Tre anni dopo il Ministero pubblico confederato avviò un procedimento nei suoi confronti e dei suoi coaccusati "in applicazione del principio d'opportunità", ha indicato oggi la portavoce Jeannette Balmer all'ats confermando una notizia della "Neue Zürcher Zeitung".

Massimo Ciancimino fu già arrestato nel 2006. All'epoca aveva deciso di collaborare con la giustizia siciliana che lo ha accusato di aver riciclato denaro sporco di suo padre in Svizzera.

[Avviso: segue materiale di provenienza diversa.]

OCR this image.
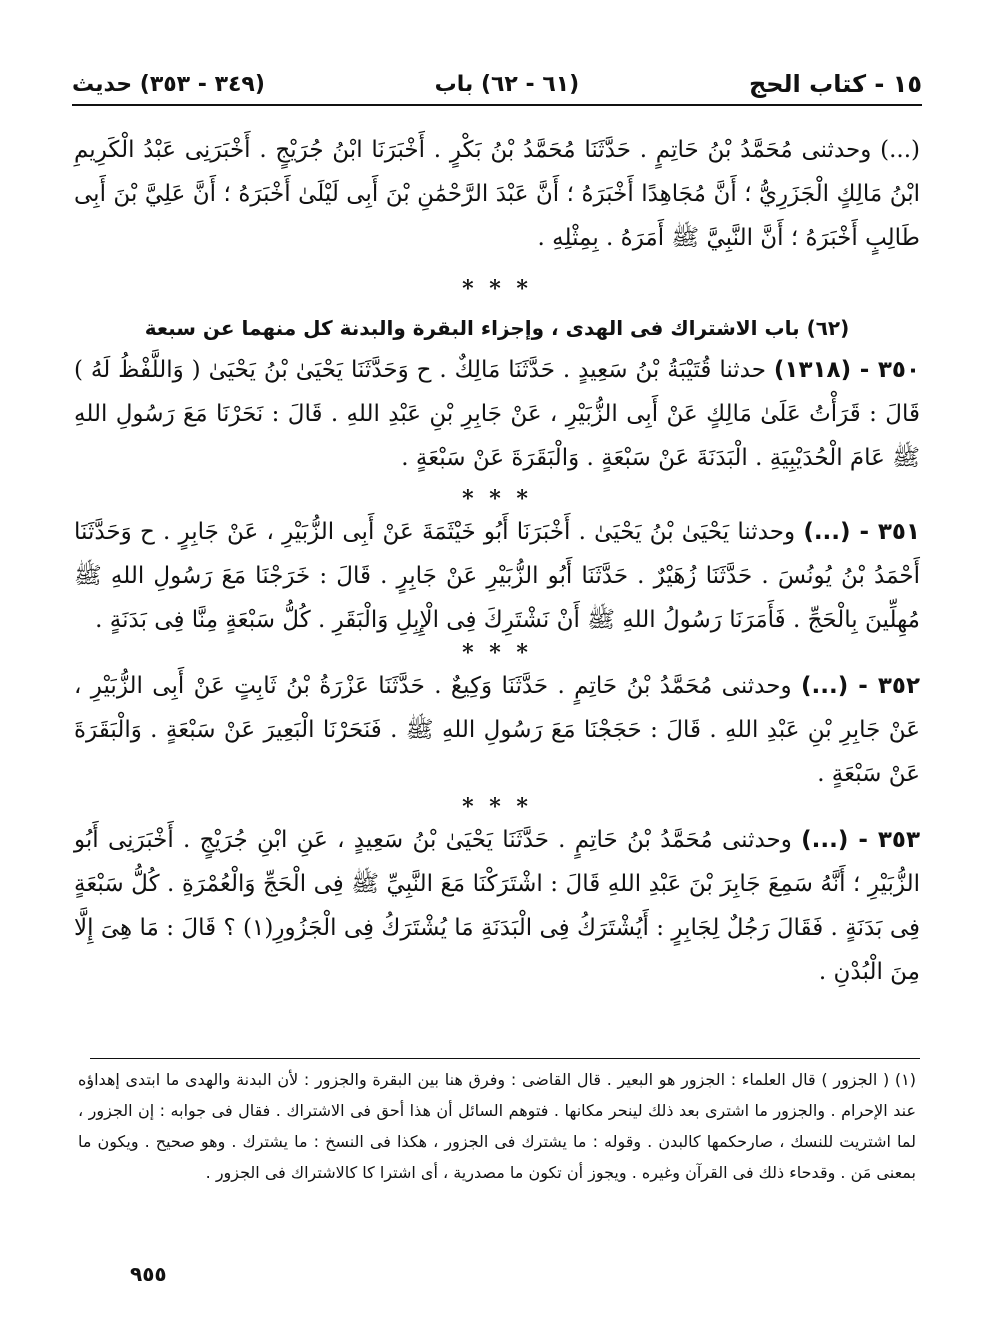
١٥ - كتاب الحج
(٦١ - ٦٢) باب
(٣٤٩ - ٣٥٣) حديث

(...) وحدثنى مُحَمَّدُ بْنُ حَاتِمٍ . حَدَّثَنَا مُحَمَّدُ بْنُ بَكْرٍ . أَخْبَرَنَا ابْنُ جُرَيْجٍ . أَخْبَرَنِى عَبْدُ الْكَرِيمِ ابْنُ مَالِكٍ الْجَزَرِيُّ ؛ أَنَّ مُجَاهِدًا أَخْبَرَهُ ؛ أَنَّ عَبْدَ الرَّحْمَٰنِ بْنَ أَبِى لَيْلَىٰ أَخْبَرَهُ ؛ أَنَّ عَلِيَّ بْنَ أَبِى طَالِبٍ أَخْبَرَهُ ؛ أَنَّ النَّبِيَّ ﷺ أَمَرَهُ . بِمِثْلِهِ .

* * *

(٦٢) باب الاشتراك فى الهدى ، وإجزاء البقرة والبدنة كل منهما عن سبعة

٣٥٠ - (١٣١٨) حدثنا قُتَيْبَةُ بْنُ سَعِيدٍ . حَدَّثَنَا مَالِكٌ . ح وَحَدَّثَنَا يَحْيَىٰ بْنُ يَحْيَىٰ ( وَاللَّفْظُ لَهُ ) قَالَ : قَرَأْتُ عَلَىٰ مَالِكٍ عَنْ أَبِى الزُّبَيْرِ ، عَنْ جَابِرِ بْنِ عَبْدِ اللهِ . قَالَ : نَحَرْنَا مَعَ رَسُولِ اللهِ ﷺ عَامَ الْحُدَيْبِيَةِ . الْبَدَنَةَ عَنْ سَبْعَةٍ . وَالْبَقَرَةَ عَنْ سَبْعَةٍ .

* * *

٣٥١ - (...) وحدثنا يَحْيَىٰ بْنُ يَحْيَىٰ . أَخْبَرَنَا أَبُو خَيْثَمَةَ عَنْ أَبِى الزُّبَيْرِ ، عَنْ جَابِرٍ . ح وَحَدَّثَنَا أَحْمَدُ بْنُ يُونُسَ . حَدَّثَنَا زُهَيْرٌ . حَدَّثَنَا أَبُو الزُّبَيْرِ عَنْ جَابِرٍ . قَالَ : خَرَجْنَا مَعَ رَسُولِ اللهِ ﷺ مُهِلِّينَ بِالْحَجِّ . فَأَمَرَنَا رَسُولُ اللهِ ﷺ أَنْ نَشْتَرِكَ فِى الْإِبِلِ وَالْبَقَرِ . كُلُّ سَبْعَةٍ مِنَّا فِى بَدَنَةٍ .

* * *

٣٥٢ - (...) وحدثنى مُحَمَّدُ بْنُ حَاتِمٍ . حَدَّثَنَا وَكِيعٌ . حَدَّثَنَا عَزْرَةُ بْنُ ثَابِتٍ عَنْ أَبِى الزُّبَيْرِ ، عَنْ جَابِرِ بْنِ عَبْدِ اللهِ . قَالَ : حَجَجْنَا مَعَ رَسُولِ اللهِ ﷺ . فَنَحَرْنَا الْبَعِيرَ عَنْ سَبْعَةٍ . وَالْبَقَرَةَ عَنْ سَبْعَةٍ .

* * *

٣٥٣ - (...) وحدثنى مُحَمَّدُ بْنُ حَاتِمٍ . حَدَّثَنَا يَحْيَىٰ بْنُ سَعِيدٍ ، عَنِ ابْنِ جُرَيْجٍ . أَخْبَرَنِى أَبُو الزُّبَيْرِ ؛ أَنَّهُ سَمِعَ جَابِرَ بْنَ عَبْدِ اللهِ قَالَ : اشْتَرَكْنَا مَعَ النَّبِيِّ ﷺ فِى الْحَجِّ وَالْعُمْرَةِ . كُلُّ سَبْعَةٍ فِى بَدَنَةٍ . فَقَالَ رَجُلٌ لِجَابِرٍ : أَيُشْتَرَكُ فِى الْبَدَنَةِ مَا يُشْتَرَكُ فِى الْجَزُورِ(١) ؟ قَالَ : مَا هِىَ إِلَّا مِنَ الْبُدْنِ .

(١) ( الجزور ) قال العلماء : الجزور هو البعير . قال القاضى : وفرق هنا بين البقرة والجزور : لأن البدنة والهدى ما ابتدى إهداؤه عند الإحرام . والجزور ما اشترى بعد ذلك لينحر مكانها . فتوهم السائل أن هذا أحق فى الاشتراك . فقال فى جوابه : إن الجزور ، لما اشتريت للنسك ، صارحكمها كالبدن . وقوله : ما يشترك فى الجزور ، هكذا فى النسخ : ما يشترك . وهو صحيح . ويكون ما بمعنى مَن . وقدحاء ذلك فى القرآن وغيره . ويجوز أن تكون ما مصدرية ، أى اشترا كا كالاشتراك فى الجزور .

٩٥٥
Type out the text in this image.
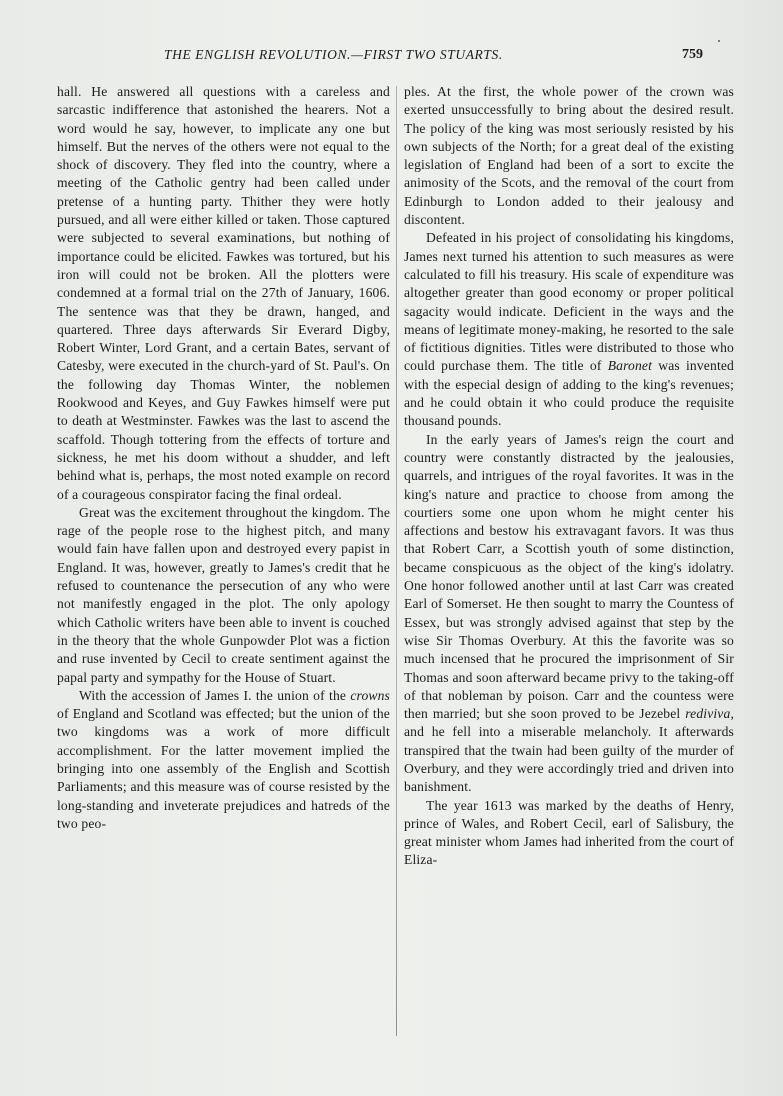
THE ENGLISH REVOLUTION.—FIRST TWO STUARTS.	759

hall. He answered all questions with a careless and sarcastic indifference that astonished the hearers. Not a word would he say, however, to implicate any one but himself. But the nerves of the others were not equal to the shock of discovery. They fled into the country, where a meeting of the Catholic gentry had been called under pretense of a hunting party. Thither they were hotly pursued, and all were either killed or taken. Those captured were subjected to several examinations, but nothing of importance could be elicited. Fawkes was tortured, but his iron will could not be broken. All the plotters were condemned at a formal trial on the 27th of January, 1606. The sentence was that they be drawn, hanged, and quartered. Three days afterwards Sir Everard Digby, Robert Winter, Lord Grant, and a certain Bates, servant of Catesby, were executed in the church-yard of St. Paul's. On the following day Thomas Winter, the noblemen Rookwood and Keyes, and Guy Fawkes himself were put to death at Westminster. Fawkes was the last to ascend the scaffold. Though tottering from the effects of torture and sickness, he met his doom without a shudder, and left behind what is, perhaps, the most noted example on record of a courageous conspirator facing the final ordeal.

Great was the excitement throughout the kingdom. The rage of the people rose to the highest pitch, and many would fain have fallen upon and destroyed every papist in England. It was, however, greatly to James's credit that he refused to countenance the persecution of any who were not manifestly engaged in the plot. The only apology which Catholic writers have been able to invent is couched in the theory that the whole Gunpowder Plot was a fiction and ruse invented by Cecil to create sentiment against the papal party and sympathy for the House of Stuart.

With the accession of James I. the union of the crowns of England and Scotland was effected; but the union of the two kingdoms was a work of more difficult accomplishment. For the latter movement implied the bringing into one assembly of the English and Scottish Parliaments; and this measure was of course resisted by the long-standing and inveterate prejudices and hatreds of the two peo-

ples. At the first, the whole power of the crown was exerted unsuccessfully to bring about the desired result. The policy of the king was most seriously resisted by his own subjects of the North; for a great deal of the existing legislation of England had been of a sort to excite the animosity of the Scots, and the removal of the court from Edinburgh to London added to their jealousy and discontent.

Defeated in his project of consolidating his kingdoms, James next turned his attention to such measures as were calculated to fill his treasury. His scale of expenditure was altogether greater than good economy or proper political sagacity would indicate. Deficient in the ways and the means of legitimate money-making, he resorted to the sale of fictitious dignities. Titles were distributed to those who could purchase them. The title of Baronet was invented with the especial design of adding to the king's revenues; and he could obtain it who could produce the requisite thousand pounds.

In the early years of James's reign the court and country were constantly distracted by the jealousies, quarrels, and intrigues of the royal favorites. It was in the king's nature and practice to choose from among the courtiers some one upon whom he might center his affections and bestow his extravagant favors. It was thus that Robert Carr, a Scottish youth of some distinction, became conspicuous as the object of the king's idolatry. One honor followed another until at last Carr was created Earl of Somerset. He then sought to marry the Countess of Essex, but was strongly advised against that step by the wise Sir Thomas Overbury. At this the favorite was so much incensed that he procured the imprisonment of Sir Thomas and soon afterward became privy to the taking-off of that nobleman by poison. Carr and the countess were then married; but she soon proved to be Jezebel rediviva, and he fell into a miserable melancholy. It afterwards transpired that the twain had been guilty of the murder of Overbury, and they were accordingly tried and driven into banishment.

The year 1613 was marked by the deaths of Henry, prince of Wales, and Robert Cecil, earl of Salisbury, the great minister whom James had inherited from the court of Eliza-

Questo denaro del valore di 6,4 milioni di franchi, congelato su conti svizzeri dal 2005, viene ora confiscato dal Ministero pubblico della Confederazione. Ad inizio maggio la Corte penale federale di Bellinzona aveva respinto i ricorsi dei titolari dei conti contro questa decisione. Poiché essi hanno rinunciato al rinvio al Tribunale federale di Losanna la confisca acquisisce ora carattere definitivo.

Non è ancora chiara invece la ridistribuzione del denaro. L'Italia si è interessata all'assistenza giudiziaria per la vicenda. La Confederazione potrebbe ora concordare una suddivisione con l'Italia basandosi sulla legge federale sulla ripartizione dei valori patrimoniali confiscati. Di regola il denaro viene ridistribuito in parti uguali.